The WFE co-hosted a moderated round-table discussion with the Global Reporting Initiative (GRI) in London on 7 June 2017, focused on effective ESG reporting.
WFE members are increasingly driving greater Environmental, Social & Governance (ESG) understanding and disclosure in their markets. Exchanges are, however, challenged in this role, inasmuch there is lack of consensus amongst investors about which issues are material, and how to incorporate these into their valuations or investment decisions; the emergence of new ESG issue areas; and a proliferation of reporting frameworks and methodologies.
These factors result in issuers (particularly listed issuers) being asked to report ever-increasing amounts of ESG information with no clear sense of how and to what extent it is being used by investors.
In the interests of getting to grips with some of these issues, the WFE co-hosted a moderated round-table discussion with the Global Reporting Initiative (GRI) in London on 7 June 2017. As explained by WFE’s Chief Executive Officer Nandini Sukumar in her opening remarks: “Our members see the provision of fair and orderly markets as central to their mandate. In addition, they recognise the impact that ESG issues may have on corporate performance and investor returns, and potentially the health and vibrancy of markets overall.”
Participants included major listed companies, investors, asset managers and WFE member exchanges. In the discussion, investors agreed there was no common understanding of what issues were material (other than perhaps governance issues), and further suggested that what was material would vary according to industry, region and possibly even the specific company. Company representatives meanwhile noted their frustration at being asked to provide the same ESG information multiple times, in different formats, while on the other hand rarely being asked about their ESG performance during investor engagements. Exchanges noted their concern that this was causing ‘reporting fatigue’ amongst their listed companies, and potentially even more problematically, making it less attractive for companies to use public markets.
As the intention of the session was not just to identify problems, participants were also asked to provide potential solutions. Some of the suggestions coming out of the session were as follows:
1. Continue with advocacy and education
While participants agreed that great progress had been made in enhancing the understanding of both issuers and investors of the importance of ESG issues to the financial health and performance of companies, this was still not mainstream. It is therefore important to continue educating companies, investors and securities market regulators about the relevance of sustainability issues. As part of this advocacy, investors were encouraged to be more explicit when engaging with companies about the importance of ESG issues, and how they were using this disclosure within their evaluation process.
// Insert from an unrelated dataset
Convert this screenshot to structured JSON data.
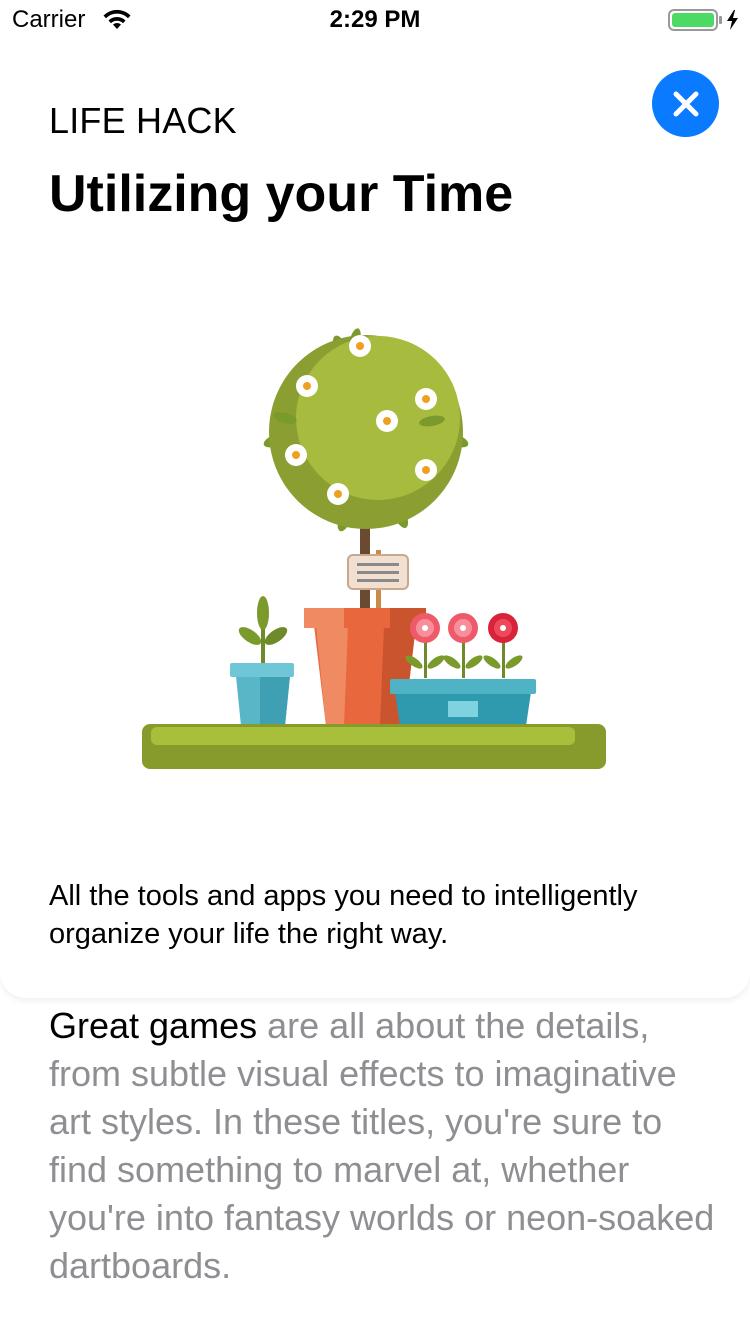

2. Find ways to minimise duplication
To address the problem of reporting fatigue, it is important to find ways to reduce the number of times that companies are required to report the same information. GRI’s Chief Executive Officer Tim Mohin suggested that using the GRI’s Standards could be a way to achieve this: “To be effective, reporting needs to be concise, consistent, current, and comparable. With more streamlined reporting, information reported once can be used several times to comply with different frameworks or communicate with various audiences. We aim to empower reporters to provide high-quality, widely-trusted disclosures using the GRI Standards, which will not only reduce their reporting burden, but also ensure that their ESG information is meaningfully incorporated in investment decisions.”
3. Look at opportunities to streamline reporting requirements
Finally, participants suggested that rather than viewing ESG reporting in a silo, it might be desirable for requirements around ESG reporting to form part of a broader review of the overall reporting requirements for listed companies.
Overall it was an invigorating session, with participants noting they appreciated the interactive and frank nature of the conversation. The WFE and GRI have identified potential action items coming out of the event, which we will pursue in the coming months.